The message from Trump, according to Obama, in words that appear in the book in dark print: I can hurt you and get away with it. & # 39;
Obama writes that she assumed that Trump & # 39; grand & # 39; was when he announced his presidential career in 2015. She expresses disbelief about how many women have a & # 39; misogyny & # 39; choose against Hillary Clinton, & # 39; an exceptionally qualified female candidate.
In shock: Michelle Obama says in her new memoirs that she tried to block everything & # 39; when she discovered that her husband would be succeeded by Donald Trump. She and Barack Obama met the Trumps for the first time in November 2016 after his election victory and again during his inauguration
Notorious: the 2005 & # 39; p *** y & # 39; tape saw that Trump brags until then-access Hollywood host Billy Bush: & # 39; If you are a star, they let you do it. You can do anything. Grab them by the pussy. You can do everything. & # 39;
The attack on Trump comes after her husband used the campaign trail to criticize his successor in a way that had not previously been seen by a former president in post-war politics.
He spoke to a series of rallies and condemned the tone and policy of Trump.
The only known encounters between Trump and Michelle Obama were just after the election and on the day the Obama's left the White House, and Donald and Melania welcomed Trump before being sworn in as the 46th president.
She met Trump for the first time in the White House when he and Melania went there just after his election victory in November 2016, but the meeting seems to have been short.
Michelle had tea with Melania Trump and the two children's upbringing in the White House, with the then First Lady giving her successor a tour of the East Wing.
The book is a publication phenomenon and is part of a joint deal with her husband that earned them a well-known advance of $ 65 million. His memoirs will be released next year.

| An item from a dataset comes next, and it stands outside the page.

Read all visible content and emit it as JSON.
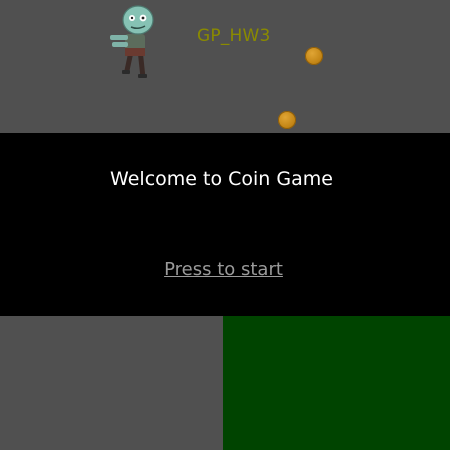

Stalking & # 39 ;: Michelle Obama says that Donald Trump tried to use body language during the second presidential debates to intimidate Hillary Clinton
Obama writes openly about everything from growing up in Chicago to confronting racism in public life to her astonishment to become the first black first lady in the country.
Obama said the book describes her life as "being held up as the most powerful woman in the world." to be taken away as a & # 39; angry black woman & # 39 ;.
She wrote: & # 39; I was feminine, black and strong, which applies to certain people. . . only translated to & # 39; angry. & # 39; It was another harmful cliché, one that was always used to drag minority women to the edges of every room. . . I started to feel a bit angry now, making me feel worse, as if I were fulfilling a few prophecies that the haters had come up with for me. "
Obama described the feeling of being bullied during her husband's campaign in 2008. She wrote: "If I had learned something from the ugliness of the campaign, from the myriad ways people tried to describe me as angry or indecent, it came that public judgment came in to fill every emptiness. . . . I knew I would never allow myself to record that again. & # 39;
She also reflects on early battles in her marriage to Barack Obama when he started his political career and was often away.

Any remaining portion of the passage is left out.